Edit after your update:
In this case, you can think of having conceptually no primary key, and make this three columns either the primary key of a composite unique key (to make it changeable).
Should I create a primary key on all three columns (userid, set, and key)
Make this one.
Using surrogate primary key will result in an extra column which is not used for other purposes.
Creating a UNIQUE INDEX along with surrogate primary key is same as creating a non-clustered PRIMARY KEY, and will result in an extra KEY lookup which is worse for performance.
Creating a UNIQUE INDEX without a PRIMARY KEY will result in a HEAP-organized table which will need an extra RID lookup to access the values: also not very good.
How many Key's and Set's do you have? Do these need to be varchar(50) or can they point to a lookup table? If you can convert this Set and Key into SetId and KeyId then you can create your primary key on the 3 integer values which will be much faster.
I would probably try to make sure that UserID was a unique identifier, rather than having duplicates of UserID throughout the code. Composite keys tend to get confusing later on in your code's life.
I'm assuming this is a lookup field for config values of some kind, so you could probably go with the composite key if this is the case. The data is already there. You can guarantee it's uniqueness using the primary key. If you change your mind and decide later that it isn't appropriate for you, you can easily add a SettingId and make the original composite key a unique index.
Create one, separate primary key. No matter what how bussines logic will change, what new rules will have to be applied to your Key VARCHAR(50) field - having one primary key will make you completly independent of bussines logic.
In my experience it all depends how many tables will be using this table as FK information. Do you want 3 extra columns in your other tables just to carry over a FK?
Personally I would create another FK column and put a unique constraint over the other three columns. This makes foreign keys to this table a lot easier to swallow.

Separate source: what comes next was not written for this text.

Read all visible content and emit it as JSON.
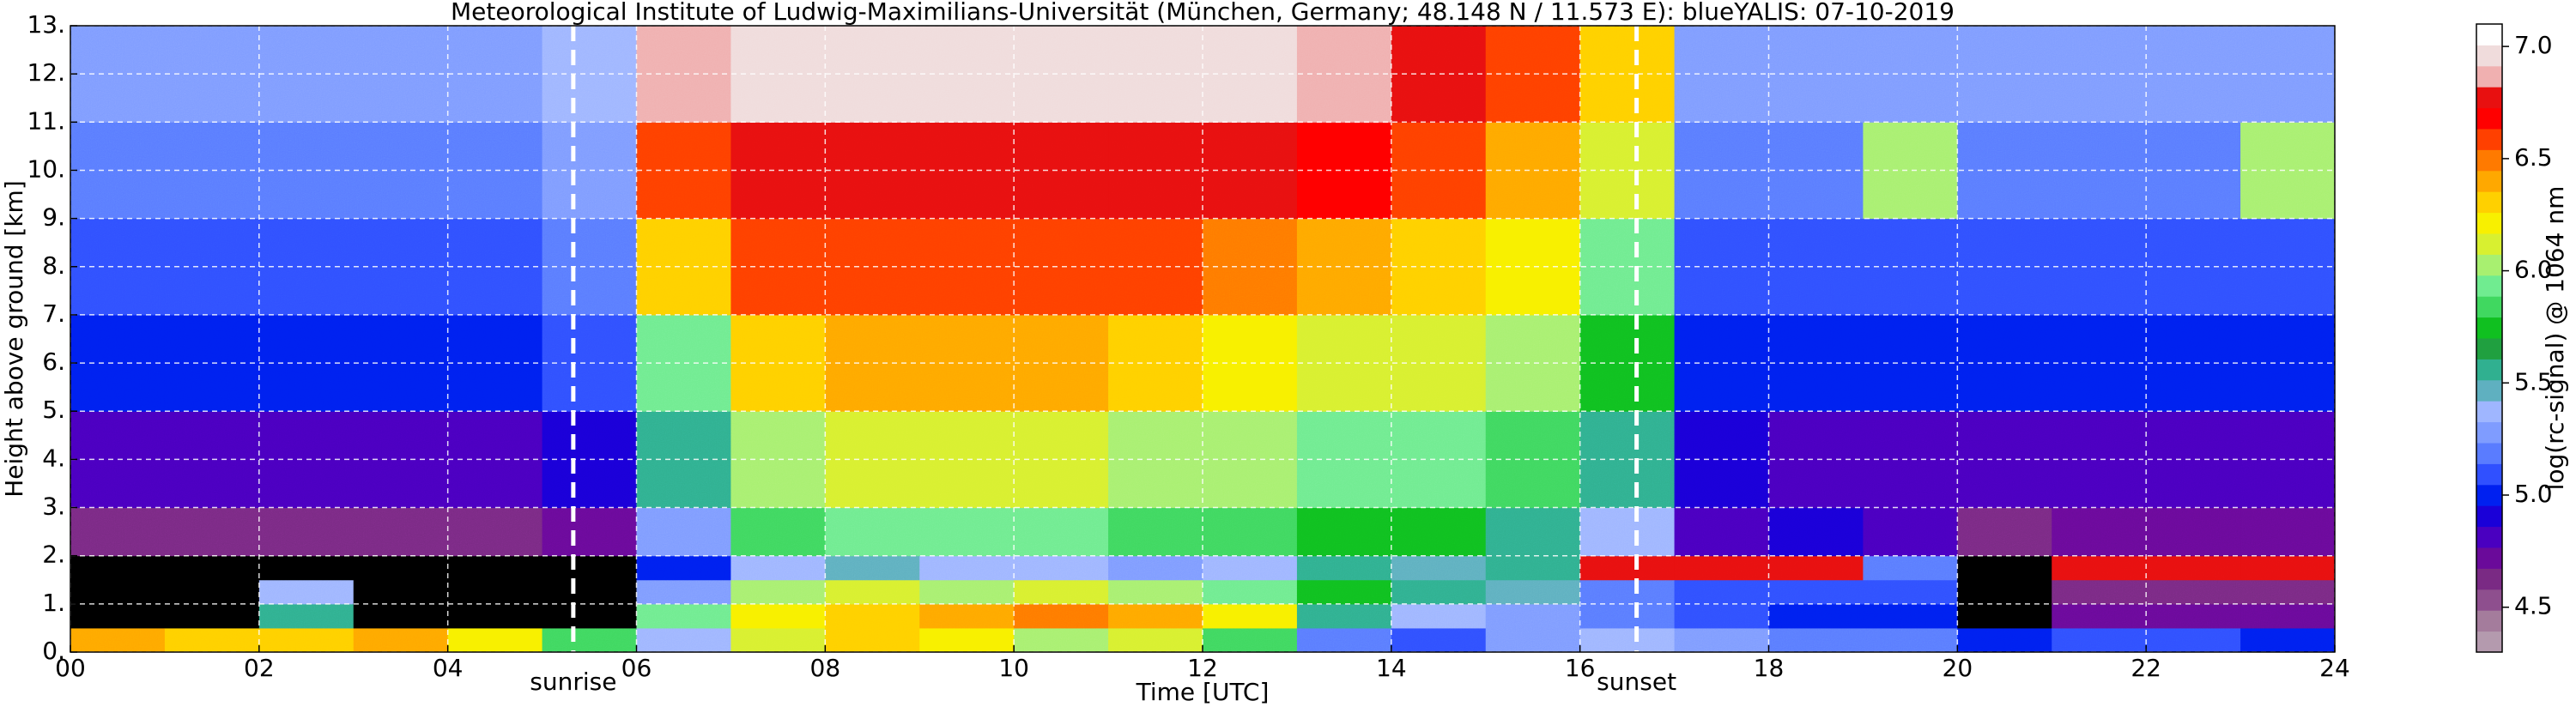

I'm not a proponent of composite keys, but in this case as an end of the line table, it might make sense. However, if you allow nulls in any of these three fields becasue one or more of the values is not known at the time of the insert, there can be difficulty and a unique index might be better.
Better have UserID as 32 bit newid() or unique identifier because UserID as int gives a hint to the User of the probable UserID. This will also solve your issue of composite key.